Everytime we have a problem in the phone, an incidence with the Bank, an administrative problema in the gaz or electricity bill…we can start a process calling the Customer Service. How many times, after bouncing from one Department to other, someone tells us that we have to dial the number that we had dialed at the beginning? Hidden under these experiences, there is a technological development model based in complex machines and simple people. Is this a sustainable model? Technological development produce machines harder and harder to understand by their operators. In that way, we make better and better things that we already knew how to do and things that already were hard become harder and harder.

 

 11S was possible, among other things, as a consequence of a technological evolution model. This model is showing to be exhausted and requiring a course change. Rasmussen stated the requirements of this course change under a single condition: Operator has to be able to run cognitively the program that the machine is performing. This condition is not met and, in case of being mandatory, it could erase the economic viability driving to a double challenge: One of them should be technological making technology understandable to users beyond operating level under known conditions and the other one is organizational avoiding the loss of economic advantages..

 

Summarizing, performing better in things that we already performed well and, to do that, performing worse in things that we already were performing poorly is not a valid option. People require answer always, not only when automation and I.T. allow it. Cost is the main driver of the situation. Organizations do not answer unforeseen external events and, even worse, complexity itself can produce events from inside that, of course, do not have an answer neither.

 

 A technological model aimed to make easier the “what” hiding the “why” is limited by its own complexity and it is constraining in terms of human development. For a strictly economic vision, that is good news: We can work with less, less qualified and cheaper people. For a vision more centered in human and organizational development, results are not so clear. By one side, complexity puts a barrier preventing the technological solution of problems produced by technology. By other side, that complexity and the opacity of I.T. make the operators slaves without the opportunity to be freed by learning.

 

Three myths in technology design and HCI: Back to basics

It has been a coincidence driven by the anniversary of Spanair accident but, for a few days, comments about the train accident in Santiago de Compostela and about the Spanair accident appeared together. Both have a  common feature beyond, of course, a high and deadly cost. This feature could be stated like this: «A lapsus cannot drive to a major accident. If it happens, something is wrong in the system as a whole».

The operator -pilot, train driver or whoever- can be responsible if there is negligence or clear violation but a lapsus should be avoided by the environment and, if it is not possible, its consequences should be decreased or nullified by the system. Clearly, it did not happen in any of these cases but…what was the generic problem?

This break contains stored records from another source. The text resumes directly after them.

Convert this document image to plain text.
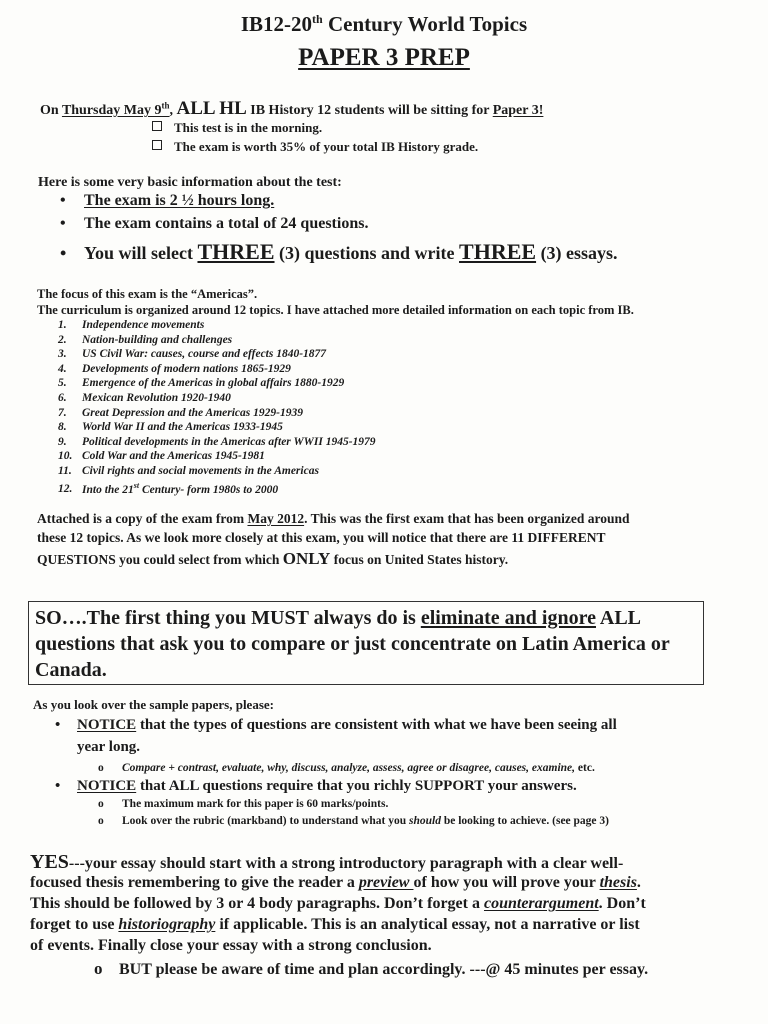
IB12-20th Century World Topics
PAPER 3 PREP
On Thursday May 9th, ALL HL IB History 12 students will be sitting for Paper 3!
This test is in the morning.
The exam is worth 35% of your total IB History grade.
Here is some very basic information about the test:
• The exam is 2 ½ hours long.
• The exam contains a total of 24 questions.
• You will select THREE (3) questions and write THREE (3) essays.
The focus of this exam is the “Americas”.
The curriculum is organized around 12 topics. I have attached more detailed information on each topic from IB.
1. Independence movements
2. Nation-building and challenges
3. US Civil War: causes, course and effects 1840-1877
4. Developments of modern nations 1865-1929
5. Emergence of the Americas in global affairs 1880-1929
6. Mexican Revolution 1920-1940
7. Great Depression and the Americas 1929-1939
8. World War II and the Americas 1933-1945
9. Political developments in the Americas after WWII 1945-1979
10. Cold War and the Americas 1945-1981
11. Civil rights and social movements in the Americas
12. Into the 21st Century- form 1980s to 2000
Attached is a copy of the exam from May 2012. This was the first exam that has been organized around
these 12 topics. As we look more closely at this exam, you will notice that there are 11 DIFFERENT
QUESTIONS you could select from which ONLY focus on United States history.
SO….The first thing you MUST always do is eliminate and ignore ALL questions that ask you to compare or just concentrate on Latin America or Canada.
As you look over the sample papers, please:
• NOTICE that the types of questions are consistent with what we have been seeing all
year long.
o Compare + contrast, evaluate, why, discuss, analyze, assess, agree or disagree, causes, examine, etc.
• NOTICE that ALL questions require that you richly SUPPORT your answers.
o The maximum mark for this paper is 60 marks/points.
o Look over the rubric (markband) to understand what you should be looking to achieve. (see page 3)
YES---your essay should start with a strong introductory paragraph with a clear well-
focused thesis remembering to give the reader a preview of how you will prove your thesis.
This should be followed by 3 or 4 body paragraphs. Don’t forget a counterargument. Don’t
forget to use historiography if applicable. This is an analytical essay, not a narrative or list
of events. Finally close your essay with a strong conclusion.
o BUT please be aware of time and plan accordingly. ---@ 45 minutes per essay.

There are some myths related to technology development that should be explicity addressed and they are not:

  • First myth: There is not an intrinsic difference between open and closed systems. If a system is labeled as open, that comes only from ignorance and technology development can convert it into a closed one: To be short and clear, a closed system is one where everything can be foreseen and, hence, it is possible to work with explicit instructions or procedures while an open one has different sources of interaction from outside or inside and it makes impossible to foresee all posible disturbances. If we accept the myth as a truth, no knowledge beyond operative level is required from the operator once technology reached the right point to consider a system as closed. Normative approach should be enough since every disturbance can be foreseen.

Kim Vicente, in his Cognitive Work Analysis used a good metaphor to attack this idea: Is it better having specific instructions to arrive to a place or is it better a map? Specific instructions can be optimized but they fail under closed streets, traffic jams and many other situations. A map is not so optimized but it provides resources under unforeseen situations. What if the map is so complex that including it in the training program should be very expensive? What if the operator was used to a roadmap and now he has to learn how to read an aeronautical or topographic map? If the myth works, there is not problem. Closed street and traffic jams do not exist and, if they do, they always happen in specific places that can be foreseen.

  • Second myth: A system where the operator has a passive role can be designed in a way that enables situation awareness. Perhaps to address this myth properly, we should go back to a classic experiment in Psychology:  http://bit.ly/175gKIc where a cat is transporting another one in a cart. Supposedly, the visual learning of both cats should be the same since they have a common information. However, results say that it does not happen. The transporting cat get a much better visual learning than the transported one. We don’t really need the cats nor the experiment no know that. Many of us can go a lot of times to a place while other person is driving. What happens when we are asked to go alone to that place? Probably, we did not learn how to go. If this happens with cats and with many of us…is it reasonnable to believe that the operator will be able to solve an unplanned situation where he has been fully out of the loop? Some designs could be removing continuous feedback features because they are hard and expensive to keep and, supposedly, they add nothing to the system. Time ago, a pilot in a highly automated plane told me: «Before, I was able to drive the plane; now the plane drives me»…this is other way to describe the present situation.
  • Third myth: Availability bias: We are going to do our best with our resources. This can be a common approach by designers: What can we offer with the things that we have or we can develop at a reasonnable cost? Perhaps that is not the right question. Many things that we do in our daily life could be packed in an algorythm and, hence, automated. Are we stealing pieces of situation awareness at doing so? Are we converting the «map» into «instructions» without resources if these instructions cannot be applied? However, for the last decades, designers have been behaving like that: Providing an output under the shape of a light, a screen or a sound it quite easy while handles, hydraulic lines working -and transmitting- pressure and many other mechanical devices are harder and expensive to include.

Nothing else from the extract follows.